The police are always right. We send the police out to investigate the police, and 99 percent of the time the police come back and say it was a justified killing.
When we go out this fall we ought to demand that politicians revisit this idea that it’s always “Shoot to kill.” We need to take that power from the police.
At the national level, we ought to demand that politicians not be so quick to take us to war.
We ought to hold all of them accountable.
If we have to go to general strikes and sit out working, if we have to do like the people in Ferguson did and block the interstate, if we have to fight back against the police and stand and say no more, let’s do it.
We were so proud of you all in Wisconsin for going down to the state capitol to protest against Scott Walker and to sing in the rotunda. That brought a lot of hope to a lot of people. Wisconsin means something to somebody from South Carolina, who lives in the heart and soul of the Confederacy.

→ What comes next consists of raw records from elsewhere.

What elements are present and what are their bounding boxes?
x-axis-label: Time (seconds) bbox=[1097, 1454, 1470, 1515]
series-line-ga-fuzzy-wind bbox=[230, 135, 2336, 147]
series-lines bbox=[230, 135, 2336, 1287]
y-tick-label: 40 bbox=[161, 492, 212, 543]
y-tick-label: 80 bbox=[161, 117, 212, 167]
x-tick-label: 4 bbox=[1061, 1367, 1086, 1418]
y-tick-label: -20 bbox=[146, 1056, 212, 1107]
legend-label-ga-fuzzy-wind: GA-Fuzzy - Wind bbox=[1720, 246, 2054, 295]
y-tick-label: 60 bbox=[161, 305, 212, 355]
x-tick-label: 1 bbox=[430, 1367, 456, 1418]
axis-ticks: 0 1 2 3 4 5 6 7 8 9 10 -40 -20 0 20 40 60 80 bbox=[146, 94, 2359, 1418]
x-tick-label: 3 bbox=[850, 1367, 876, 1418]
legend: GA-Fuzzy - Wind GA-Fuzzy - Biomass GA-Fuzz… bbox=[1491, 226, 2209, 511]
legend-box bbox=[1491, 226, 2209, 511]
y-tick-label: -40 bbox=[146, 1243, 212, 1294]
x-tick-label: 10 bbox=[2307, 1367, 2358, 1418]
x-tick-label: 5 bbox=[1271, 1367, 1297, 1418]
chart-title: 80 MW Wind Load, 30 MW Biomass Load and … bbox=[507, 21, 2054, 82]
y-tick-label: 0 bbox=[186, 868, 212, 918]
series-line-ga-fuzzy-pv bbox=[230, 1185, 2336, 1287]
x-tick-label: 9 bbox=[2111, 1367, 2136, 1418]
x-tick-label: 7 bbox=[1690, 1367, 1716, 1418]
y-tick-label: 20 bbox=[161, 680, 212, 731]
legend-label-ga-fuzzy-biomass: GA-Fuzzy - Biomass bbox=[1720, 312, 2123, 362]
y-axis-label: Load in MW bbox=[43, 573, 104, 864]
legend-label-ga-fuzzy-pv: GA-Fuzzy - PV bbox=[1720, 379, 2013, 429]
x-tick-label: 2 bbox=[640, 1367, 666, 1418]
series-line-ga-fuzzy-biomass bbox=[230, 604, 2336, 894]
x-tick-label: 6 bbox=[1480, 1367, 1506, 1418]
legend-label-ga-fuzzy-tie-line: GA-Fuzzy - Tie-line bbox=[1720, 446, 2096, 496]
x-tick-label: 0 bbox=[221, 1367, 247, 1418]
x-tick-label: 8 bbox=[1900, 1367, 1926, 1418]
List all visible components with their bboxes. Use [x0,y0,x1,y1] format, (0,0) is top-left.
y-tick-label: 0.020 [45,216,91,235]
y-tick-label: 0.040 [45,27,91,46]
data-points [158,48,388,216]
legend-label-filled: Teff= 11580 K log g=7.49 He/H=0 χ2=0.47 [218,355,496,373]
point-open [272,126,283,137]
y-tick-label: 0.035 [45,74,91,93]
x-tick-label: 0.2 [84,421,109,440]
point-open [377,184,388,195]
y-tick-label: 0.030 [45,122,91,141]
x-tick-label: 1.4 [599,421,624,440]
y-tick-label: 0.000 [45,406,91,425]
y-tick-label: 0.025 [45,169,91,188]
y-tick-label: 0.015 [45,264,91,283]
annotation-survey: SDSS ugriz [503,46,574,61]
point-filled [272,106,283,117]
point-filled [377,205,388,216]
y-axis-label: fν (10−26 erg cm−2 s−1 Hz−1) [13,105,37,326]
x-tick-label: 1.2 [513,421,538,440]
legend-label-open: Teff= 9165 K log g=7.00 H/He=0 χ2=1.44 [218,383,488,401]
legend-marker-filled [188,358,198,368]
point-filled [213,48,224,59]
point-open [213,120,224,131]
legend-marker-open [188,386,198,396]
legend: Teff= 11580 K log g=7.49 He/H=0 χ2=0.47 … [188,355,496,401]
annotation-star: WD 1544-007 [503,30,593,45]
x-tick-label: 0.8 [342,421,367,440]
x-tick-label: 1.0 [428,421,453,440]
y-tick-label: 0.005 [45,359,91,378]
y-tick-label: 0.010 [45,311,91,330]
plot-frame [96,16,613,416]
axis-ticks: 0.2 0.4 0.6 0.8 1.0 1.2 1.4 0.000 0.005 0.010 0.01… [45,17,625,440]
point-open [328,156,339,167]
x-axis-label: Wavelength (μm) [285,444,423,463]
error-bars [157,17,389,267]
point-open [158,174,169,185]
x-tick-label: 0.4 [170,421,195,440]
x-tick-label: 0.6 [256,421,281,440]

We were proud to see the people of Wisconsin stand up and lead the progressive movement.
I want you all to continue to lead the progressive movement, and I invite you to be side by side with this movement we’re going to build together.
It’s movement time in this country.
It’s movement time.
It’s time to get back in the streets.
It’s movement time.
It’s time to rebuild multiracial coalitions.
It’s movement time.
It’s time to build multi-issue coalitions.
It’s movement time.
Power to the people.
Kevin Alexander Gray was Jesse Jackson’s South Carolina campaign manager in 1988 and Tom Harkin’s southern campaign coordinator in 1992. He is the past president of the ACLU of South Carolina, where he still lives. A frequent guest on national radio programs, Gray is the co-editor of Killing Trayvons: An Anthology of American Violence, recently published by Counterpunch. This piece was adapted from a speech he gave at Fighting Bob Fest on September 13 in Baraboo, Wisconsin.